What happens when you submit work to an Amazon EMR on EKS virtual cluster
Registering Amazon EMR with a Kubernetes namespace on Amazon EKS creates a virtual cluster. Amazon EMR can then run analytics workloads on that namespace. When you use Amazon EMR on EKS to submit Spark jobs to the virtual cluster, Amazon EMR on EKS requests the Kubernetes scheduler on Amazon EKS to schedule pods.
The following steps and diagram illustrate the Amazon EMR on EKS workflow:
-
Use an existing Amazon EKS cluster or create one by using the eksctl
command line utility or Amazon EKS console. -
Create a virtual cluster by registering Amazon EMR with a namespace on an EKS cluster.
-
Submit your job to the virtual cluster using the Amazon CLI or SDK.
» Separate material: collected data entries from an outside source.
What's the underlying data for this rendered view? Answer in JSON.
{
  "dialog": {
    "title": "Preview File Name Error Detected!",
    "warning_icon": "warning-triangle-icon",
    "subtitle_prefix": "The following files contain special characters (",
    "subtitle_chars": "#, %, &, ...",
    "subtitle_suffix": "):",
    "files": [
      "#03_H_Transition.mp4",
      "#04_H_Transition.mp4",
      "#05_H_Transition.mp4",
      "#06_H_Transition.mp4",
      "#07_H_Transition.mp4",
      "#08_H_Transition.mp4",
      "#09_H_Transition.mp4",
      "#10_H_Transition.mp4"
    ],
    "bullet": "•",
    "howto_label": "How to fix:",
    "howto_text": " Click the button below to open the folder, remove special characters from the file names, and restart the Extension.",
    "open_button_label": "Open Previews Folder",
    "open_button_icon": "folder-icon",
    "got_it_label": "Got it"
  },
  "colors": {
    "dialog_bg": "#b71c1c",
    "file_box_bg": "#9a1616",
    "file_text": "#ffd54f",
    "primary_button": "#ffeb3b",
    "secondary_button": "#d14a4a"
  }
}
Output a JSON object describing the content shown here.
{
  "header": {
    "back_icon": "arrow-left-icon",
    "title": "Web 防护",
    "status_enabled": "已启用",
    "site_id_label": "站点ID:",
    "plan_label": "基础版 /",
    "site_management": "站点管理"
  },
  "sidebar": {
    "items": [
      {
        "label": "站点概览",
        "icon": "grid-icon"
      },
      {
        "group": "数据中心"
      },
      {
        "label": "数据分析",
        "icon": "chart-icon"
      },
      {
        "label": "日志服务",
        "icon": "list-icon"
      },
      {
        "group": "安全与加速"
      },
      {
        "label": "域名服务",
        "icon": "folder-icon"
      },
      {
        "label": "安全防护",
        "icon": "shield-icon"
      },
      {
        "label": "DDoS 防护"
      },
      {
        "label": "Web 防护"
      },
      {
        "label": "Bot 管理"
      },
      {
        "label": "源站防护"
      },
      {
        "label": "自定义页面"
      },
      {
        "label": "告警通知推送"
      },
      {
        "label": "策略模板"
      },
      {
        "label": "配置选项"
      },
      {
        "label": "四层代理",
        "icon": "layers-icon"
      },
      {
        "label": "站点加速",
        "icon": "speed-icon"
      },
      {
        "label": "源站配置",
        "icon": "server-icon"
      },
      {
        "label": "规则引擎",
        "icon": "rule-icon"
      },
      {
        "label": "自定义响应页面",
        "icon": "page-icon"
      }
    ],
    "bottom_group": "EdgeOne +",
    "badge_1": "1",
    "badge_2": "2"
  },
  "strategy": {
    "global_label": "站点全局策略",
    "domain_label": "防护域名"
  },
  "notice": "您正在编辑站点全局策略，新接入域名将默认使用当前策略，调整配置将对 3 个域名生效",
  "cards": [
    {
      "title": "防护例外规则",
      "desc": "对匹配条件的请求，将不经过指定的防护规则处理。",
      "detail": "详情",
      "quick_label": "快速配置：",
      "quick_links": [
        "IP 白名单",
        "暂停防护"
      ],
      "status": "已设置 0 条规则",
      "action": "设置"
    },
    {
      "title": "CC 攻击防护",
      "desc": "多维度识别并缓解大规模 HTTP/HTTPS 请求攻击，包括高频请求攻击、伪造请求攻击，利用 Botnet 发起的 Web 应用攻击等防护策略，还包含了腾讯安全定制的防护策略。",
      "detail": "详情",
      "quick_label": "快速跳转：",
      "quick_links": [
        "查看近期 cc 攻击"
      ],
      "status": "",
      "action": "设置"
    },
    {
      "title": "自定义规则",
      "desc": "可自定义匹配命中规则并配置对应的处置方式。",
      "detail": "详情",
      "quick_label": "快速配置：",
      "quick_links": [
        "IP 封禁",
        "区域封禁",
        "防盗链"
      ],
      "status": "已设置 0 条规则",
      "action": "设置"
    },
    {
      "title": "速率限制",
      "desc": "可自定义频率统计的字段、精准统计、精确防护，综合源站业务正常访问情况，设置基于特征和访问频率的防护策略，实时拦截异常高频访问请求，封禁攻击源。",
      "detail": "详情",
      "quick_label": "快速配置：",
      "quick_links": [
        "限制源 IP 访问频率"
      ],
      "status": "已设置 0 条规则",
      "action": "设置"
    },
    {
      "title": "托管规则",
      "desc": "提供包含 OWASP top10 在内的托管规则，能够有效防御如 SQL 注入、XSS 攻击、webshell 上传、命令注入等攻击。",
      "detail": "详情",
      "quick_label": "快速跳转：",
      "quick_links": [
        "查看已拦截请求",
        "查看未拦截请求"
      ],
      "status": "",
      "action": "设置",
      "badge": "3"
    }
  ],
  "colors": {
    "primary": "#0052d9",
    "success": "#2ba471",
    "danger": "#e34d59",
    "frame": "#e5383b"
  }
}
For each job that you run, Amazon EMR on EKS creates a container with an Amazon Linux 2 base image, Apache Spark, and associated dependencies. Each job runs in a pod that downloads the container and starts to run it. The pod terminates after the job terminates. If the container’s image has been previously deployed to the node, then a cached image is used and the download is bypassed. Sidecar containers, such as log or metric forwarders, can be deployed to the pod. After the job terminates, you can still debug it using Spark application UI in the Amazon EMR console.